Operation Condor (1997)
Operation Condor (1997)

Genre: Martial Arts and Action Comedy Running Time: 1 hr. 20 min.

Release Date: July 18th, 1997 MPAA Rating: PG-13

Director: Jackie Chan Actors: Jackie Chan, Carol Cheng, Eva Cobo de Garcia, Shoko Ikeda, Alfredo Brel Sanchez, Jonathan Isgar, Daniel Mintz

 


 

J

ackie, codenamed Condor (Jackie Chan), parasails into an Amazon jungle, then descends into a cavern, hunting for a monstrous jade relic. When he snatches it from its golem resting place, a tribe of ghostly native onlookers makes no objections. But when he helps himself to a bit of the trickling water, which turns out to be holy, he’s forced to make a hasty escape – into an inflatable ball that careens over the edge of a towering cliff. This opening sequence is quite obviously a spoof of “Raiders of the Lost Ark,” though it’s insistence on humor dulls the adventure.

When Jackie returns to the U.S. Embassy in Spain, his superior, Duke (Bozidar Smiljanic), hands him a new mission: to uncover looted European gold (240 tons, to be exact), buried in a military base in Africa by a German officer. With the help of an attache to the United Nations, Ada (Carol Cheng), serving as his guide, he begins his search, starting with researching a mysterious key that is likely to set off booby traps when used. But before he can get very far at all, he’s twice attacked by armed thugs, then chased by a fleet of cars through tight alleyways in Spain.

Though Chan needs no sidekicks, as he provides his own comic relief through the lighthearted action, he’s nevertheless given three of them – and they’re all attractive young women. Along with Ada, he’s joined by the German officer’s granddaughter, Elsa (Eva Cobo de Garcia), who shares a series of innocently naked sequences that involves the accidental loss of clothing or the yanking away of a bath towel. And, lastly, there’s Momoko (Shoko Ikeda), a girl Jackie picks up randomly on a dusty road. With this unusual trio of ladies, a significant number of sexual jokes work their way into the script, all of which are very amusing. And with the standard sum of comedy, including kicks to the groin and slaps to the face, it’s easy to draw parallels to the Three Stooges.
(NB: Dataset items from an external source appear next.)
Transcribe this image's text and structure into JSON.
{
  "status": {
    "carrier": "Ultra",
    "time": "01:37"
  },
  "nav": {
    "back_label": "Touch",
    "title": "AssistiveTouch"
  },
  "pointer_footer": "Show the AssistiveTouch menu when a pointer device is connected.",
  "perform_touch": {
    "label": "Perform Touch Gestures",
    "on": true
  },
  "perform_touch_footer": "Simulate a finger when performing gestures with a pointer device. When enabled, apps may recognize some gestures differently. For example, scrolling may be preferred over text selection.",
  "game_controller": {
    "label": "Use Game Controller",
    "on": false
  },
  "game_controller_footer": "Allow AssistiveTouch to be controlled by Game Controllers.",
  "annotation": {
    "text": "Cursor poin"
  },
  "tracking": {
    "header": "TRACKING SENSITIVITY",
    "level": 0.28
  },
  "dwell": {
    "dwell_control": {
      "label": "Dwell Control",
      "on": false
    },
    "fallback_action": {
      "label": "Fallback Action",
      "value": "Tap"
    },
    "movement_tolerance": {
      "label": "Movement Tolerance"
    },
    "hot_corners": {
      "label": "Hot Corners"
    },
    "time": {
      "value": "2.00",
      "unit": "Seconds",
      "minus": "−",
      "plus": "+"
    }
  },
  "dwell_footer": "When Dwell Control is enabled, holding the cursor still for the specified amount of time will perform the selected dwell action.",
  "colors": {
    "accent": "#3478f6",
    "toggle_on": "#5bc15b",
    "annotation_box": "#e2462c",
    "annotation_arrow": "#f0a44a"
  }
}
“Operation Condor” also contains numerous nods to “Indiana Jones and the Last Crusade,” including the blonde femme fatale (who shares the same name), the prompt ransacking of hotel rooms, desert locales, references to WWII and Nazis, a few badly deteriorated dead bodies, booby traps, and Muslim antagonists claiming to be “soldiers of the faith” who protect secrets at all costs. But overtaking the sense of tomb-raiding adventure (or the generic misadventures) is the kung fu, which features Chan’s slapstick-infused choreography (which manages not to incur any deaths, as if the lives of every nameless goon is valuable), as well as the creative use of props, fascinatingly unique playgrounds for fast-paced skirmishes (the wind tunnel set piece at the conclusion is one of the funniest), overacting and exaggerated expressions from his opponents, repeated shots of stunts from varying angles, and even the baby-stroller-in-a-crosswalk routine. With its reliable combination of humor and martial arts, “Operation Condor” is one of Jackie Chan’s most entertaining projects.